Proteins are composed of one or more amino acid chains, and contain carbon, oxygen, hydrogen, nitrogen, and sulfur. They are required for making enzymes, hormones, and antibodies. The digestion of proteins takes place in the stomach and small intestine. The next sections explain this process.
Digestion of Protein in Stomach
The process of digestion starts in the mouth. However, it is within the stomach and the small intestine that proteins are broken down into amino acids. The walls of the stomach are composed of strong muscles.
After the food is turned into bolus by teeth, it is moved from the esophagus into the stomach by peristalsis, which refers to the wave-like muscular contractions. These contractions also help churn the food.
The lining of the stomach contains glands that secrete gastric juice, which is colorless and acidic, with a pH ranging between 1 and 3. The main components of gastric juice are digestive enzymes, hydrochloric acid, and mucus.
Hydrochloric acid is produced by parietal cells, which are present in the lining of the stomach. Hydrochloric acid is very concentrated, and can easily digest the stomach itself. However, epithelial cells secrete a bicarbonate-rich solution that coats the mucosa, and neutralizes the acid secreted by the parietal cells.
The cells of the stomach lining that are destroyed by hydrochloric acid are replaced by newer cells. The lining of the stomach gets completely replaced every third day.
The digestion of proteins in the stomach occurs mainly due to the action of hydrochloric acid (HCl) and an enzyme called pepsin. Pepsin forms in the stomach when pepsinogen reacts with HCl. Pepsin acts on the protein, thereby breaking peptide bonds into chains of amino acids linked together. These are referred to as polypeptides.
The enzymes needed for digesting proteins are called proteinases and proteases. These enzymes break down the molecules of proteins into amino acids by a depolymerisation process called hydrolysis.
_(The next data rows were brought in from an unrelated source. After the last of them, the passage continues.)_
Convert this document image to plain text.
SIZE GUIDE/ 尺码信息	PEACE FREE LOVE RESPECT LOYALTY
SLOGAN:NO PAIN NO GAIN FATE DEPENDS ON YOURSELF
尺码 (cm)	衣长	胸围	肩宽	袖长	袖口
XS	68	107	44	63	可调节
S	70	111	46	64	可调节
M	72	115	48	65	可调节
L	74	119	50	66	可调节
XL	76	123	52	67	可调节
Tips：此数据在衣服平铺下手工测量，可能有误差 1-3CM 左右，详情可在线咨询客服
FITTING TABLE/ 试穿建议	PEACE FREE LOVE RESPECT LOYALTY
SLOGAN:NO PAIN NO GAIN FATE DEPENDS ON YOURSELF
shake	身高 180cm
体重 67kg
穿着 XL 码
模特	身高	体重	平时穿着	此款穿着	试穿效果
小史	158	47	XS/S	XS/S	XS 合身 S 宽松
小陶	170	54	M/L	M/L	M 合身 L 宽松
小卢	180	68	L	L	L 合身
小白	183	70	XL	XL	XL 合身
It is described as a chemical reaction wherein a water molecule breaks down into hydrogen cations and hydroxide anions.
The rate of action of these digestive enzymes is influenced by factors such as concentration and quantity of the enzyme, amount of protein that needs to be digested, temperature of the food, acidity of the food, acidity of the stomach, and the presence of antacids or other inhibitors of digestion.
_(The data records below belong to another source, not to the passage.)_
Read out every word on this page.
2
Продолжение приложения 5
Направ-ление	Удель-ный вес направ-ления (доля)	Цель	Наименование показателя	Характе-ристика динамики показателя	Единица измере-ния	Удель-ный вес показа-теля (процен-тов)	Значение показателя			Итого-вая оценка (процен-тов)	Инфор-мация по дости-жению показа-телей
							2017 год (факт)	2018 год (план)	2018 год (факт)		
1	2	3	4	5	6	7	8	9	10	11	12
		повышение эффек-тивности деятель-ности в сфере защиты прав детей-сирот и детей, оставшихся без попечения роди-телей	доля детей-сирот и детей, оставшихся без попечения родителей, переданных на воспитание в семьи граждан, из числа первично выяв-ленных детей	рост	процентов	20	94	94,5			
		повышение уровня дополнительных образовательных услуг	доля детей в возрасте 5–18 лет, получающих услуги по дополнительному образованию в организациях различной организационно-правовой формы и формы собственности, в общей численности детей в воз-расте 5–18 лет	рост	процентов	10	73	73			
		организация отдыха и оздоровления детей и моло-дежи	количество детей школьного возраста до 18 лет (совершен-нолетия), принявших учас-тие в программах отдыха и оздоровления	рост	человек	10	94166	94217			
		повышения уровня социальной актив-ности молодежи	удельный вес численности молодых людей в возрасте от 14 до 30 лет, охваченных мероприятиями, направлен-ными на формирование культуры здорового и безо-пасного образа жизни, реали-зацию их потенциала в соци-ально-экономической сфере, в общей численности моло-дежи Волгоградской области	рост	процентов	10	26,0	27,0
The task of enzymes is to break down protein molecules into simpler structures called peptones and proteose. They leave the stomach and enter the small intestine with the help of peristalsis. This entire process takes about 4 hours.
Digestion of Protein in Small Intestine
The partially-digested food, which is also called chyme, enters duodenum, which is a part of small intestine. Chyme is acidic in nature, but it becomes neutral after mixing with an alkaline secretion.
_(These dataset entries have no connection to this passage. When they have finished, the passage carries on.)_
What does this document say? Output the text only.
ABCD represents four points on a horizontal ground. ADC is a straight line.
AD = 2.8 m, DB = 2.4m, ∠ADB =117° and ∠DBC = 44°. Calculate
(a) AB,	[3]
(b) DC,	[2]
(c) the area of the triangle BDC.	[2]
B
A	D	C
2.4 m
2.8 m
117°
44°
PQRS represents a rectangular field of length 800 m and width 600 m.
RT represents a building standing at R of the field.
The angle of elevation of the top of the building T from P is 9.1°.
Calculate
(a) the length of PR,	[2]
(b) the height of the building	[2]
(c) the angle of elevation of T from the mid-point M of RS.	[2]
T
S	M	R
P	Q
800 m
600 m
Pancreas secrete digestive enzymes called trypsin and chymotrypsin. These enzymes reach the duodenum. They break the polypeptides or complex protein molecules into smaller peptides. These enzymes separate the specific amino acids from the short peptide chains, eventually breaking the peptides into individual amino acids through the process of hydrolysis.
Intestinal villi, which are finger-like projections found on the walls of the small intestine, increase the surface area of the small intestine by about 600 times. Each villus contains a network of blood capillaries and lymph vessels.
The amino acids pass through the capillary walls, and are carried by the blood flowing through the network. In this manner, the amino acids thus produced get absorbed and are used by the body to make proteins. These proteins are then used by the body for making antibodies, building and repairing muscles, etc.
Since the stomach and small intestine play a vital role in digesting proteins, problems can arise, if these organs are affected by a medical condition or injury.